The first proof copy

Even since I did print that novel in 2010, things keep changing, giving both authors and readers more options as time moves quickly in the book world now.  Kindle and Nook readers seemed incredible with their replica of the printed page at first, and now have kept evolving to come in color and interactive, have kept changing what can be done.  I'm slowly evolving and learning some of the new tricks like actually getting my hand drawn map into pic monkey and adding color, but there is so much more to learn, and the skills of other artists and authors and editors keep it exciting.

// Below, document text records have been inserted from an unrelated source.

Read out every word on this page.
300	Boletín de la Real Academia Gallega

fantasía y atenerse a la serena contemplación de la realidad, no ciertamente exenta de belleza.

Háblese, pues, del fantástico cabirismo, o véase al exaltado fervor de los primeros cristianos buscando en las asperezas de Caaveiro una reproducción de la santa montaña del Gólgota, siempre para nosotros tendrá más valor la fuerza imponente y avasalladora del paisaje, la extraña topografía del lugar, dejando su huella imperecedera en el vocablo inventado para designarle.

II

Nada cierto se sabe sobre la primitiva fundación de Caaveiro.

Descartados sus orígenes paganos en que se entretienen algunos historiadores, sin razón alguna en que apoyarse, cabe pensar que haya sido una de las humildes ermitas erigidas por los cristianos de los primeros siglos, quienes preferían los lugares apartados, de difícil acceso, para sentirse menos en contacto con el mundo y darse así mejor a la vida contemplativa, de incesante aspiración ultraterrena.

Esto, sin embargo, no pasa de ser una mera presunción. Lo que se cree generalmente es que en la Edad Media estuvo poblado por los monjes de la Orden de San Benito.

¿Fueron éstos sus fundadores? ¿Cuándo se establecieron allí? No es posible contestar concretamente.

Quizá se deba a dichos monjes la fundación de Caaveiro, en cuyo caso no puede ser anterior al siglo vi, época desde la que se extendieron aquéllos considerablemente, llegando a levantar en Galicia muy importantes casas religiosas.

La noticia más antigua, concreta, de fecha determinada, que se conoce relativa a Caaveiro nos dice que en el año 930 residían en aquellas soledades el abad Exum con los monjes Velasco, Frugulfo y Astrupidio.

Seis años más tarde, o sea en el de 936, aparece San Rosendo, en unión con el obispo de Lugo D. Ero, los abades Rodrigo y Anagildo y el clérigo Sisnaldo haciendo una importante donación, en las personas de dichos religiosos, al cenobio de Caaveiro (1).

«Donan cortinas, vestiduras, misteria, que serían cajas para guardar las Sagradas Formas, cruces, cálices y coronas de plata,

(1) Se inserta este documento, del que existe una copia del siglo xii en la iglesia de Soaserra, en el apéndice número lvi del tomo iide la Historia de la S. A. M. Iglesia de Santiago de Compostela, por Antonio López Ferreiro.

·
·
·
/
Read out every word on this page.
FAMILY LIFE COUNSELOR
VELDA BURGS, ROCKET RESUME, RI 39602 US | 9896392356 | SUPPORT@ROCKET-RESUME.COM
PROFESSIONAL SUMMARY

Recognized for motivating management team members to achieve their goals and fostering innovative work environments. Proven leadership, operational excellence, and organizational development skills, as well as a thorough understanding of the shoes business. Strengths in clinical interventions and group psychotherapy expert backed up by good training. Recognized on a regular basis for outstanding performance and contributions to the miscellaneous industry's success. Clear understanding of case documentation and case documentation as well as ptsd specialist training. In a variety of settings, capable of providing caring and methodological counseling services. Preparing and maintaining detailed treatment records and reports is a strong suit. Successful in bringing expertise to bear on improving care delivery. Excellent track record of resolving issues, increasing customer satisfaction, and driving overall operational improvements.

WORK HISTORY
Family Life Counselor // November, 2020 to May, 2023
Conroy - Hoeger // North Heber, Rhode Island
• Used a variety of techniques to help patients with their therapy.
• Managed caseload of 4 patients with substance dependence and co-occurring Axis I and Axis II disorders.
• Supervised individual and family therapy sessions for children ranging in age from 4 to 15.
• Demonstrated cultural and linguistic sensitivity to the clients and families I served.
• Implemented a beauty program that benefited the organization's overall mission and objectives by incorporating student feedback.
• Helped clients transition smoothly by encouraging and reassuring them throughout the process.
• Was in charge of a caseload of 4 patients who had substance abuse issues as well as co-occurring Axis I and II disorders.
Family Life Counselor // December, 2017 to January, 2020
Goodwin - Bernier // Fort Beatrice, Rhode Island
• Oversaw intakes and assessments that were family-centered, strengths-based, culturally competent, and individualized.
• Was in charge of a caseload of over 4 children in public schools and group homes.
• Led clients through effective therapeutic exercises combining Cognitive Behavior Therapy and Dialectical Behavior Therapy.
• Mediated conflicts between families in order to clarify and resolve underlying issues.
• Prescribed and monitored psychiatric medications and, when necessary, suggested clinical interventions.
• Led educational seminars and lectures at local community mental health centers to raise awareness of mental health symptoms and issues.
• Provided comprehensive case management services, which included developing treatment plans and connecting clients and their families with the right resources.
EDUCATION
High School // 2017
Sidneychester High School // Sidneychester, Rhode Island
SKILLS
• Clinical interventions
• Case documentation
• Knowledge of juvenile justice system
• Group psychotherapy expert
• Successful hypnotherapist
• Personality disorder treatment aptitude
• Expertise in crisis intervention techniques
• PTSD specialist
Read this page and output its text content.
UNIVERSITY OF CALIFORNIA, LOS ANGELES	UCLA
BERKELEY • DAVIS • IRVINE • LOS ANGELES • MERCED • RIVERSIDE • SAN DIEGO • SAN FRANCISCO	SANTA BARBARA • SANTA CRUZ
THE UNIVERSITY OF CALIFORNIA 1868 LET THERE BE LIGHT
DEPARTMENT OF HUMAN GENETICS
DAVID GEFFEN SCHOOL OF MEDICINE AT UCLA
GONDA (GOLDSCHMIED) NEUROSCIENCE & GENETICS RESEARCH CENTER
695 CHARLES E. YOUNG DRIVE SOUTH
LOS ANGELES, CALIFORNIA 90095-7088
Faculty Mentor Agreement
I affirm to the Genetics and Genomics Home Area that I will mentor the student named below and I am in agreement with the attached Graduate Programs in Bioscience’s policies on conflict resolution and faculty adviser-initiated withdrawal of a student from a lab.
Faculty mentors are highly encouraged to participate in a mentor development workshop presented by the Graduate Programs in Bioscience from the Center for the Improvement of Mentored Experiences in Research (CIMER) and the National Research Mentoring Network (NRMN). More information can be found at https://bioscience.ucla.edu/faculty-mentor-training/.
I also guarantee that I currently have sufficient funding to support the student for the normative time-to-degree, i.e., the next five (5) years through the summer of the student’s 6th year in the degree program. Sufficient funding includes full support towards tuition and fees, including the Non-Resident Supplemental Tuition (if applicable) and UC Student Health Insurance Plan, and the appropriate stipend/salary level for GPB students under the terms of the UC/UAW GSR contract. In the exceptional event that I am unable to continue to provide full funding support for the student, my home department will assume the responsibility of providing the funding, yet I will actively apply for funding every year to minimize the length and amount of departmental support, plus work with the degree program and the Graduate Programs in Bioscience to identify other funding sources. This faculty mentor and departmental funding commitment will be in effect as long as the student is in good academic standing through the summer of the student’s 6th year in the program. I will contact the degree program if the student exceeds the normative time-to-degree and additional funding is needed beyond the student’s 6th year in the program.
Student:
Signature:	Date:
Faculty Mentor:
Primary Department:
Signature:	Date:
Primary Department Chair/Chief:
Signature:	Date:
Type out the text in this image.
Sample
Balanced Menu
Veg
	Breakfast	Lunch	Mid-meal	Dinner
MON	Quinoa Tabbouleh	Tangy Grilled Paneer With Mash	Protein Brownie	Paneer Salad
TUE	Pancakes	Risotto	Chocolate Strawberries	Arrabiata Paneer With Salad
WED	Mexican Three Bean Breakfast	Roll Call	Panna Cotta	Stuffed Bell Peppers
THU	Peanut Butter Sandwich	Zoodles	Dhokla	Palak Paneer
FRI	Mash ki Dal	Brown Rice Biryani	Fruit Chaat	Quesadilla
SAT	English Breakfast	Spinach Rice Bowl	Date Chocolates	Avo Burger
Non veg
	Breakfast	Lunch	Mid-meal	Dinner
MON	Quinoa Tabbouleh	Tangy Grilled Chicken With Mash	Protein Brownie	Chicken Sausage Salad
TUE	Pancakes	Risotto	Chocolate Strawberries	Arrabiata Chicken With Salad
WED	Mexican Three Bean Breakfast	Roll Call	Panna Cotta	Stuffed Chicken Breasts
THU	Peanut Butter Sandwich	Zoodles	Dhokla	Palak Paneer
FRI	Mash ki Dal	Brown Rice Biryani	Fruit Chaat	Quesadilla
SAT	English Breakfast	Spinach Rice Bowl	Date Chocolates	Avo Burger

The most exciting thing of all to me though, is that once my books started finding readers, I had to realize they were not just mine anymore.  I might have given them to the world, but each reader adds their own interpretation, and takes away different things.  If I write that someone is in a house and I'm seeing a cabin, I can't always know how each reader will visualize the house unless I have been really specific, do they see a plank house, a trailer, an apartment?  I don't control Duffy and friends anymore, now they have slipped into the world as surely as my sons have done.